Le moment est arrivé. Le Moment de son existence qu’il appelait de toute la contention de sa volonté, auquel il doit maintenant se confronter. Ernst Diabolovitch prie pour que personne n’entrave son chemin, ne lui gâte sa chance. Il se faufile entre les jambes de l’édifice, d’une travée l’autre, jusqu’à la croisée du transept, et se rue sur l’estrade. Il pousse l’artiste, le dépossède de son micro, lance son cri du cœur.
— J’ai le droit qu’on m’aime !
Une rumeur se propage dans l’assistance. L’indignation le dispute à la surprise. L’outrage est odieux, mérite la huée. Ils ne sont pas venus pour ça ! L’obole déboursée l’était à l’intention du cador en robe de chambre. L’hommage à ses exhortations à l’introspection, à son ode à la transsubstantiation. Ils manifestent leur désarroi, désignent l’importun à la vindicte des sbires en tenue de camouflage. Qu’ils le délogent !
L’armée des gardiens du corps liturgique se dresse. Comme un seul homme, encercle la scène. Ernst Diabolovitch n’a plus beaucoup de temps pour rallier les spectateurs hostiles à son motif.

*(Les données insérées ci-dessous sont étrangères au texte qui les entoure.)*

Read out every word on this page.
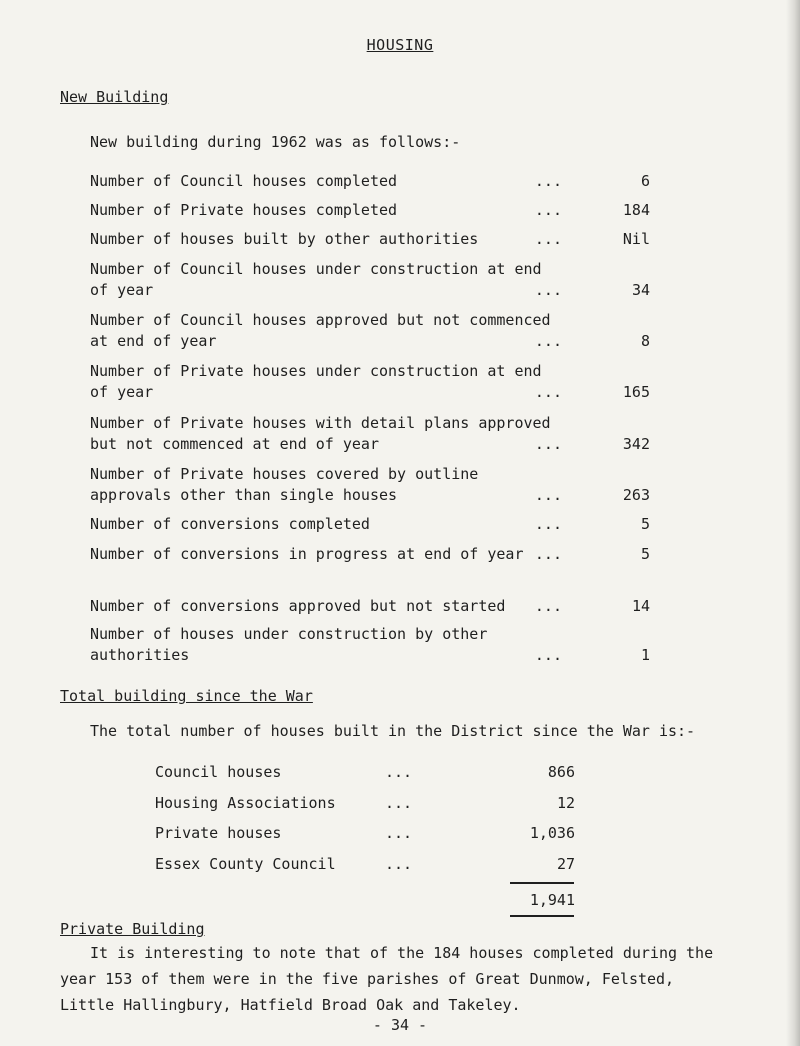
HOUSING
New Building
New building during 1962 was as follows:-
Number of Council houses completed	...	6
Number of Private houses completed	...	184
Number of houses built by other authorities	...	Nil
Number of Council houses under construction at end of year	...	34
Number of Council houses approved but not commenced at end of year	...	8
Number of Private houses under construction at end of year	...	165
Number of Private houses with detail plans approved but not commenced at end of year	...	342
Number of Private houses covered by outline approvals other than single houses	...	263
Number of conversions completed	...	5
Number of conversions in progress at end of year ...	5
Number of conversions approved but not started	...	14
Number of houses under construction by other authorities	...	1
Total building since the War
The total number of houses built in the District since the War is:-
Council houses	...	866
Housing Associations	...	12
Private houses	...	1,036
Essex County Council	...	27
1,941
Private Building
It is interesting to note that of the 184 houses completed during the
year 153 of them were in the five parishes of Great Dunmow, Felsted,
Little Hallingbury, Hatfield Broad Oak and Takeley.
- 34 -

Il lève les bras au ciel vers l’étendue dévastée de la voûte, puis vers les visages creusés par le ressentiment et l’animosité. Il leur tend son âme, miroir déformant de leurs viles aspirations ; invoque la vérité et les mânes des bas instincts, flatte leur colère et leur crédulité. Et sous le coup d’une inspiration démiurgique, il leur apporte un coupable. Il attrape l’usurpateur par la manche, déchire sa cape en deux et dévoile la queue fourchue qu’il a au cul.
— Le despote est la cause de tous vos maux. Il vous trompe, vous exploite, suce la moelle de vos rêves.

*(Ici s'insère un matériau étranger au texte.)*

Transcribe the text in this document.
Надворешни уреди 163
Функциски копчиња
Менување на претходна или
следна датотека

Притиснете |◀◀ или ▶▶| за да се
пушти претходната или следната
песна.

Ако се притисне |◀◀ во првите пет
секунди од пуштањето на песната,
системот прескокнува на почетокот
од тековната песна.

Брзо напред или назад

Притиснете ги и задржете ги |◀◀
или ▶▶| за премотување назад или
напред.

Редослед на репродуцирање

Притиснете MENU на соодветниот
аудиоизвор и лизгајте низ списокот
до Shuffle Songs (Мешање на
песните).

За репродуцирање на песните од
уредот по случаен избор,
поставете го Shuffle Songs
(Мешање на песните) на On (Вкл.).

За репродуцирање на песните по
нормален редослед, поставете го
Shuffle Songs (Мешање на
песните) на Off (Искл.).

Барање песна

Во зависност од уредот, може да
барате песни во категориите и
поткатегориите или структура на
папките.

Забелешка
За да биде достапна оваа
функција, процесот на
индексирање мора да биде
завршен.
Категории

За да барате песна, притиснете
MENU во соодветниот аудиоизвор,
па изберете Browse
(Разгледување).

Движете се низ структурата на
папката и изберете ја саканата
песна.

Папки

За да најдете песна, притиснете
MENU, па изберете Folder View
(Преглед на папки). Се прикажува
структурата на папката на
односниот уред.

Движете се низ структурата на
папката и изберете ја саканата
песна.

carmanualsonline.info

L’effet est ravageur. Les ouailles n’en reviennent pas. Stupeur et consternation sont les mamelles de l’instant. La révélation pétrifie les esprits. La ferveur s’est éteinte, plus bas que terre s’est dégradée en boue glaireuse, limon malodorant de rancœurs et de bêtise crasse, au sein de laquelle il va falloir qu’il puise. Ernst Diabolovitch y met les deux mains, en tire la quintessence de son élixir de jouissance. Il la porte à ses lèvres, la malaxe entre ses dents, la macère dans sa bouche, se racle la gorge et crache. L’alchimie du verbe. L’onction de ses paroles sur les fronts avides, assoiffés de vengeance, pressés de s’en remettre au plus offrant.
— Moi, je vous aime, chante Ernst Diabolovitch. Je vous aime car vous êtes mes enfants et vous défendrai comme une mère défend ses petits.
Ernst Diabolovitch chante. Il déverse ses psaumes dans l’antre de leurs pulsions sauvages, nourrit les béances caverneuses de leur animalité refoulée. La bave coule à son menton ; ses traits se tordent ; ses yeux se raient d’éclairs haineux. Il détient la foudre et galvanise la foule.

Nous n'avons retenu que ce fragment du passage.